On September first I woke up at six am and saw multiple phone calls plus a text from my brother to call him. There were from 4:15 in the morning.

I knew what that meant.

On August 31st I had this thought, "My mom just needs to die." She was suffering, in a coma, she was drugged but in obvious distress. My brother made sure she got more medication to calm her. I sat at my desk and realized that my mother not only was going to die, but she NEEDED to die.

And die she did.

My mom died. In a facility, alone, exactly how she wanted to go so that she wasn't a bother to her family, so that medical professionals could handle the unpleasant side of her death, my mom's heart stopped probably from a build up of ammonia and other toxins. She fell into sleep then coma, and drifted away from us forever.

My mom died.

It's exactly one week later and I can't quite get my mind around it. I'm wearing her wedding ring, and my grandmas engagement rings stacked with my own and I still can't get over it. It's one thing to intellectually know that your parents are going to die some day. It's another thing for you to know your parent is terminally ill and see how ravaged they are by what is killing them. Its yet another thing to hear them talking about their funeral, seeing them and knowing they are totally ok with this death thing that's coming.

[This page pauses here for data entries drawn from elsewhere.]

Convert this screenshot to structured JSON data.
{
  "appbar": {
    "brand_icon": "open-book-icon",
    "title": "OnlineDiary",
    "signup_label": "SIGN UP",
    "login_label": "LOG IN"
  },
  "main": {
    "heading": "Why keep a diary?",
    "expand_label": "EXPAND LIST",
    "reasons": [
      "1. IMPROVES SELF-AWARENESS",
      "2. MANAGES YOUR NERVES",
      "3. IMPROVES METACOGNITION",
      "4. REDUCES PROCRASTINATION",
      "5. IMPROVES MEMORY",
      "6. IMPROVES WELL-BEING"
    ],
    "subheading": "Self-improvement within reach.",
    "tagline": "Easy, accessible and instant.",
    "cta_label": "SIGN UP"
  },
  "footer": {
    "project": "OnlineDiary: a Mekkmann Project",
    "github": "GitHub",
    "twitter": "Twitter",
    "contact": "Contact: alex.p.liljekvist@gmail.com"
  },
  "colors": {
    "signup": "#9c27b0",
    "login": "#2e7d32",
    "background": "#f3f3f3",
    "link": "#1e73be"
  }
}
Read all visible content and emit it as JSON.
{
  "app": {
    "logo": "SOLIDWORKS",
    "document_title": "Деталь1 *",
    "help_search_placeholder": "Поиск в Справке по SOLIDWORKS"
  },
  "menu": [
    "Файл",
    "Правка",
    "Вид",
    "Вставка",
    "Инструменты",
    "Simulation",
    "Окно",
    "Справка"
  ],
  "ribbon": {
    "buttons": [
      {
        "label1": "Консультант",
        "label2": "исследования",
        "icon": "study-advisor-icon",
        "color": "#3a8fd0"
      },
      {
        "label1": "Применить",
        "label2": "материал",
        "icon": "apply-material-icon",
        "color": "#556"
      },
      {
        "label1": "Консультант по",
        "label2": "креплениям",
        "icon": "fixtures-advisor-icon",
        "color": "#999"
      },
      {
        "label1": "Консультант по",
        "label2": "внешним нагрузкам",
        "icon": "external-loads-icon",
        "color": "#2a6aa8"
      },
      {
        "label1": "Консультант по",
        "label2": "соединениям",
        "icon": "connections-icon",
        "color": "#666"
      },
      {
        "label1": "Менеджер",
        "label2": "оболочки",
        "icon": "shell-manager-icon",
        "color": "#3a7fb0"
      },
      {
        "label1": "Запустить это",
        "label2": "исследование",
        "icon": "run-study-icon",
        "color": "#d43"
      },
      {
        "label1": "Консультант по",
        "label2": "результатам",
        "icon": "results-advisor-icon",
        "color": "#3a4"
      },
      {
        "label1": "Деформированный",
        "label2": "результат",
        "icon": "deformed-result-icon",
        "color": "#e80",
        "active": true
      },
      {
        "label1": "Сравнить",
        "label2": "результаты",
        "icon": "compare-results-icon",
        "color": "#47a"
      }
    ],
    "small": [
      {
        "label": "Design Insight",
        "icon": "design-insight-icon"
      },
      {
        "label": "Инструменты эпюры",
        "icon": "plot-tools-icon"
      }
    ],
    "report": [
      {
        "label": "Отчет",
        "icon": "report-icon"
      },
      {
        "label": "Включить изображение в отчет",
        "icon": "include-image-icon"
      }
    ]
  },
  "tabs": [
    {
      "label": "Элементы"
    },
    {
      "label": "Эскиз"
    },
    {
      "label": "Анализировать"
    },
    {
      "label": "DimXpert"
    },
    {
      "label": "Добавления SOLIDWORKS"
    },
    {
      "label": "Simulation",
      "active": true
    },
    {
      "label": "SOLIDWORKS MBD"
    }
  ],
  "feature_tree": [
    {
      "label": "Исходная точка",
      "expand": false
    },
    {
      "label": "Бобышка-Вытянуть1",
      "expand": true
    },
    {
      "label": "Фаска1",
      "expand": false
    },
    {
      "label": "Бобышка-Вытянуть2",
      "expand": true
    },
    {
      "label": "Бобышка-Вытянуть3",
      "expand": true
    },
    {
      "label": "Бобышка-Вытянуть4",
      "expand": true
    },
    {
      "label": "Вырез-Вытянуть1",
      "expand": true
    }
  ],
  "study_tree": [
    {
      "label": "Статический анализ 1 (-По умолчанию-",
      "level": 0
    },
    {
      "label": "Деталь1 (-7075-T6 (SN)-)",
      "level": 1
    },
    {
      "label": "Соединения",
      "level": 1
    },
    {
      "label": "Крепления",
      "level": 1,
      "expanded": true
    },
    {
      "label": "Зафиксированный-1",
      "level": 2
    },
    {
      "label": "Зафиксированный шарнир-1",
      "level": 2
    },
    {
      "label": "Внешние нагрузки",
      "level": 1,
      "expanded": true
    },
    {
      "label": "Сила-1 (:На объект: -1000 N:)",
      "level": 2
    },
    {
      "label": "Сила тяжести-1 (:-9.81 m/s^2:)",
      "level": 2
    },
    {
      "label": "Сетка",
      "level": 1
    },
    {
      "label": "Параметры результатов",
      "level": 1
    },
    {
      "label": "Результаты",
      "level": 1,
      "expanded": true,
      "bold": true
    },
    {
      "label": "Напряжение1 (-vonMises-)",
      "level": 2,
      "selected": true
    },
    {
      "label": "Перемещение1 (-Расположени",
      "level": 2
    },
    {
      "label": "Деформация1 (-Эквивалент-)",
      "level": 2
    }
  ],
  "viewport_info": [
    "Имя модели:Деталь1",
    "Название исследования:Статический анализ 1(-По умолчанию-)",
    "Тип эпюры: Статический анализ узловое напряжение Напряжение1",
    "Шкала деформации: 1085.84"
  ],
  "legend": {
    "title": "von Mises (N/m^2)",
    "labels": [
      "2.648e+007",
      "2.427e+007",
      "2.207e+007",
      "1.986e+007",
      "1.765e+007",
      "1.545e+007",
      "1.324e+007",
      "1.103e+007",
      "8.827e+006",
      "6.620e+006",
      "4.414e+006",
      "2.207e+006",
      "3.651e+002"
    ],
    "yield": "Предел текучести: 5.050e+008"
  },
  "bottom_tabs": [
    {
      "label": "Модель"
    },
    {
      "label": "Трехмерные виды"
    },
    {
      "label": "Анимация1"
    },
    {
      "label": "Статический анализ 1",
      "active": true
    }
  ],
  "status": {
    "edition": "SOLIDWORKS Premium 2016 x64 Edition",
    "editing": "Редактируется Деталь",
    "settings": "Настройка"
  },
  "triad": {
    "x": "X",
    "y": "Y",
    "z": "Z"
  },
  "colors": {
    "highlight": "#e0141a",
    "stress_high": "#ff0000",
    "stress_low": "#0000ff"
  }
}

And when they die, it is yet STILL another thing and it's possibly the worst thing ever.

What puzzles me is that this pain, this grief, isn't unique. I know so many people whose parents have died and I amazed at how they are upright and functioning humans. How is it possible that a grief this wracking, this soul searing can fade? How does anyone recover from this?

You just do.

I don't know how yet. I know people who lost parents as children, and as old people, and they all still function so I know you do. Somehow we go on and life continues. I know for me I went to work about 2 and a half hours after learning my mother was dead. I went to have conversations and gather things and send messages and tidy up what needed to be sorted. I found having occupation kept me moving forward. Had I stayed home and done nothing I might have collapsed on myself like a neutron star. The weight of this grief is still oppressive, pressing down on me as though I weigh 500 pounds.

I came home from work and ate junk for breakfast.
Grief loves carbs.

There are major milestones in all lives. I just crossed one of the bad ones. And now I move forward into the rest of my life, using everything she ever taught me to be the person I am.